Perplexity Sonar models with real-time web search capabilities. OpenAI-compatible API.

Model	Maximum Input Tokens	Cost of 1M Input Tokens
Sonar	128,000	$1.00
Sonar Pro	128,000	$3.00
Sonar Reasoning Pro	128,000	$2.00
Sonar Deep Research	128,000	$2.00

DeepSeek

DeepSeek V3.2 models feature automatic context caching. Cache hit rate: $0.028/M tokens (90% cheaper). Cache miss rate shown below. Maximum output: 8K for chat, 64K for reasoner.

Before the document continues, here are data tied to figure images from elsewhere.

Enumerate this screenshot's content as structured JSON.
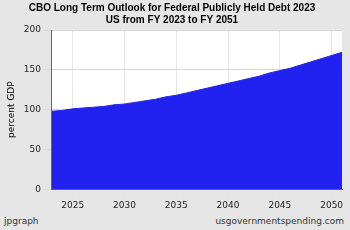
{
  "chart_data": {
    "type": "area",
    "title": [
      "CBO Long Term Outlook for Federal Publicly Held Debt 2023",
      "US from FY 2023 to FY 2051"
    ],
    "y_label": "percent GDP",
    "annotations": [
      "jpgraph",
      "usgovernmentspending.com"
    ],
    "x": [
      2023,
      2024,
      2025,
      2026,
      2027,
      2028,
      2029,
      2030,
      2031,
      2032,
      2033,
      2034,
      2035,
      2036,
      2037,
      2038,
      2039,
      2040,
      2041,
      2042,
      2043,
      2044,
      2045,
      2046,
      2047,
      2048,
      2049,
      2050,
      2051
    ],
    "values": [
      98,
      99,
      101,
      102,
      103,
      104,
      106,
      107,
      109,
      111,
      113,
      116,
      118,
      121,
      124,
      127,
      130,
      133,
      136,
      139,
      142,
      146,
      149,
      152,
      156,
      160,
      164,
      168,
      172
    ],
    "color": "#2222f0",
    "xlim": [
      2023,
      2051
    ],
    "xticks": [
      2025,
      2030,
      2035,
      2040,
      2045,
      2050
    ],
    "ylim": [
      0,
      200
    ],
    "yticks": [
      0,
      50,
      100,
      150,
      200
    ],
    "grid": true
  }
}
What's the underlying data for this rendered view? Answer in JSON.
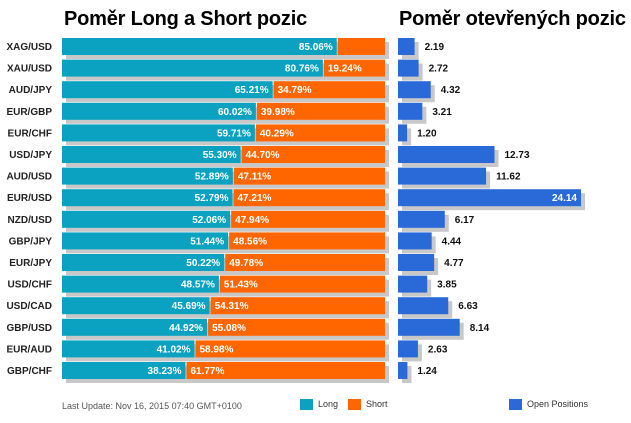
{
  "titles": {
    "left": "Poměr Long a Short pozic",
    "right": "Poměr otevřených pozic"
  },
  "footer": "Last Update: Nov 16, 2015 07:40 GMT+0100",
  "legend": {
    "long": "Long",
    "short": "Short",
    "open": "Open Positions"
  },
  "colors": {
    "long": "#0aa2c0",
    "short": "#ff6600",
    "open": "#2a6ad8",
    "shadow": "#c8c8c8"
  },
  "chart_data": [
    {
      "type": "bar",
      "orientation": "horizontal",
      "stacked": true,
      "title": "Poměr Long a Short pozic",
      "categories": [
        "XAG/USD",
        "XAU/USD",
        "AUD/JPY",
        "EUR/GBP",
        "EUR/CHF",
        "USD/JPY",
        "AUD/USD",
        "EUR/USD",
        "NZD/USD",
        "GBP/JPY",
        "EUR/JPY",
        "USD/CHF",
        "USD/CAD",
        "GBP/USD",
        "EUR/AUD",
        "GBP/CHF"
      ],
      "series": [
        {
          "name": "Long",
          "values": [
            85.06,
            80.76,
            65.21,
            60.02,
            59.71,
            55.3,
            52.89,
            52.79,
            52.06,
            51.44,
            50.22,
            48.57,
            45.69,
            44.92,
            41.02,
            38.23
          ],
          "labels": [
            "85.06%",
            "80.76%",
            "65.21%",
            "60.02%",
            "59.71%",
            "55.30%",
            "52.89%",
            "52.79%",
            "52.06%",
            "51.44%",
            "50.22%",
            "48.57%",
            "45.69%",
            "44.92%",
            "41.02%",
            "38.23%"
          ]
        },
        {
          "name": "Short",
          "values": [
            14.94,
            19.24,
            34.79,
            39.98,
            40.29,
            44.7,
            47.11,
            47.21,
            47.94,
            48.56,
            49.78,
            51.43,
            54.31,
            55.08,
            58.98,
            61.77
          ],
          "labels": [
            "",
            "19.24%",
            "34.79%",
            "39.98%",
            "40.29%",
            "44.70%",
            "47.11%",
            "47.21%",
            "47.94%",
            "48.56%",
            "49.78%",
            "51.43%",
            "54.31%",
            "55.08%",
            "58.98%",
            "61.77%"
          ]
        }
      ],
      "xlim": [
        0,
        100
      ],
      "legend": "bottom"
    },
    {
      "type": "bar",
      "orientation": "horizontal",
      "title": "Poměr otevřených pozic",
      "categories": [
        "XAG/USD",
        "XAU/USD",
        "AUD/JPY",
        "EUR/GBP",
        "EUR/CHF",
        "USD/JPY",
        "AUD/USD",
        "EUR/USD",
        "NZD/USD",
        "GBP/JPY",
        "EUR/JPY",
        "USD/CHF",
        "USD/CAD",
        "GBP/USD",
        "EUR/AUD",
        "GBP/CHF"
      ],
      "series": [
        {
          "name": "Open Positions",
          "values": [
            2.19,
            2.72,
            4.32,
            3.21,
            1.2,
            12.73,
            11.62,
            24.14,
            6.17,
            4.44,
            4.77,
            3.85,
            6.63,
            8.14,
            2.63,
            1.24
          ],
          "labels": [
            "2.19",
            "2.72",
            "4.32",
            "3.21",
            "1.20",
            "12.73",
            "11.62",
            "24.14",
            "6.17",
            "4.44",
            "4.77",
            "3.85",
            "6.63",
            "8.14",
            "2.63",
            "1.24"
          ]
        }
      ],
      "legend": "bottom"
    }
  ]
}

Model	Maximum Input Tokens	Cost of 1M Input Tokens
DeepSeek-V3.2-Chat	128,000	$0.28 (cache miss)
DeepSeek-V3.2-Reasoner	128,000	$0.28 (cache miss)

GoogleAI

Model	Maximum Input Tokens	Cost of 1M Input Tokens
Gemini 3 Pro Preview	1,048,576	$2.00 (≤200k), $4.00 (>200k)
Gemini 3 Flash Preview	1,048,576	$0.50
Gemini 2.5 Pro	1,048,576	$1.25 (≤200k), $2.50 (>200k)
Gemini 2.5 Flash	1,048,576	$0.30
Gemini 2.5 Flash-Lite	1,048,576	$0.10
Gemini 2.0 Flash Lite	1,048,576	$0.075
Gemini 2.0 Flash	1,048,576	$0.10
Gemini 1.5 Flash	1,048,576	$0.15
Gemini 1.5 Pro	2,097,152	$2.50
Gemini 1.0 Pro (deprecated)	32,760	$0.50

AWS Bedrock (Llama and other models)

AWS Bedrock models are addressed by their Bedrock model IDs. Costs and context limits vary by model and are not tracked by alembica.

Azure AI (Azure OpenAI / Model Catalog)

Azure deployments are addressed by your deployment name in the model field. Costs and limits vary by deployment and are not tracked by alembica.

Vertex AI (Model Garden)

Vertex AI models are addressed by their model IDs in the Model Garden. Costs and context limits vary by model and are not tracked by alembica.